By France Griggs Sloat

 

By 10:30 p.m., dinner, homework and baths are finished, and the kids are in bed. Now—finally—Dianne Ceo-DiFrancesco can get back to work. At a time when most people who’ve been up since 6:00 a.m. are turning in, Dianne is grabbing a cup of hot tea and trotting down to her office in a carpeted corner of the basement. She logs on to her e-mail, finds a submission from her partner on a Spanish textbook they’re co-authoring, and begins editing what will be the final chapter.

As she edits, holding the cup of tea on her lap, she begins to relax. Her toes curl into the soft fibers of the carpet, which extends to the linoleum across the room where the kids’ toys lie randomly abandoned.

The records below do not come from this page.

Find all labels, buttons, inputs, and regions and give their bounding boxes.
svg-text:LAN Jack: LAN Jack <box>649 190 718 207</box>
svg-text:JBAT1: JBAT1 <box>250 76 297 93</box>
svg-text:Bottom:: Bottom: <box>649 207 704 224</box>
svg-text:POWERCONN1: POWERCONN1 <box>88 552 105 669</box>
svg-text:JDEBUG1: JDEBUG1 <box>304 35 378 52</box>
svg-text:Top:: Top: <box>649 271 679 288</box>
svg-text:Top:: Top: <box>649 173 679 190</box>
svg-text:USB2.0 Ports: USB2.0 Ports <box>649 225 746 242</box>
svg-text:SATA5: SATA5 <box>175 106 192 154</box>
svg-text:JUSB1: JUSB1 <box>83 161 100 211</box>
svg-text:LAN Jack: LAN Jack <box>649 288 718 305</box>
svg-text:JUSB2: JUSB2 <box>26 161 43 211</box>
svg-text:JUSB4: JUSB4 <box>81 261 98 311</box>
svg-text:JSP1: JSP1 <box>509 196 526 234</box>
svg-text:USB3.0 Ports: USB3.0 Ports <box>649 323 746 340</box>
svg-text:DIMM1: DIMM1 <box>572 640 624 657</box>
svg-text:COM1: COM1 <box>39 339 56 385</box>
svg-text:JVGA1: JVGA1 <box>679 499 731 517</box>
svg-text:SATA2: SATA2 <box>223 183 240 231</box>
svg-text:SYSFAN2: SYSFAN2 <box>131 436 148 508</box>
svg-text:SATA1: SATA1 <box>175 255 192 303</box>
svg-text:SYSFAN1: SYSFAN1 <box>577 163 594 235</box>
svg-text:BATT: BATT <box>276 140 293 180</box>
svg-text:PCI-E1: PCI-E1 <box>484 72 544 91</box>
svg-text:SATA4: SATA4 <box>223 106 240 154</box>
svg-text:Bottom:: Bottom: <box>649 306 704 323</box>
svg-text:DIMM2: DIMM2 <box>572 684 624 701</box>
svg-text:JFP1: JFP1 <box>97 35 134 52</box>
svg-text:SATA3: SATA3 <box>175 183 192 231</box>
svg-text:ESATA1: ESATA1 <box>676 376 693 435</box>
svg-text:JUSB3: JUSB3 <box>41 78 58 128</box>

Jerking suddenly to the sensation of warm tea on her legs, Ceo-DiFrancesco realizes she’s nodded off. It’s 12:30 a.m.

Usually one to work until 1:00 a.m. or 2:00 a.m., she decides to call it quits. The fifth-year assistant professor of Spanish has been going all day—driving the kids to school, teaching, driving them home and returning to campus for an evening class. She got home at 10:00 p.m. Her husband, Mark, a physicist who also worked all day, handled the dinner and chores. She makes her way upstairs and finds him slumped on the kitchen table, asleep. It’s been an exhausting day.

Most days seem to be much the same—squeezing the responsibilities of parenting into the work day and the demands of work into life at home. For university professors, the unique demands of the academic world pose a particular dilemma: While their work schedules can be more flexible, the expectations that they also publish scholarly work eat up any extra time that flexibility may create.

“The pressure is very heavy in the first five and a half years, which is when most faculty have their first kids,” says William Madges, department of theology chair and a father of two. “Two of my three new hires this year have young children. Most young parents say they can still teach, but when they go home, they’re not getting much scholarship done.”

From the University’s perspective, it’s a challenge as well—how to attract talented young faculty with families without sacrificing the quality of its demanding programs. Either way, both faculty and administrators agree on one thing: Family matters.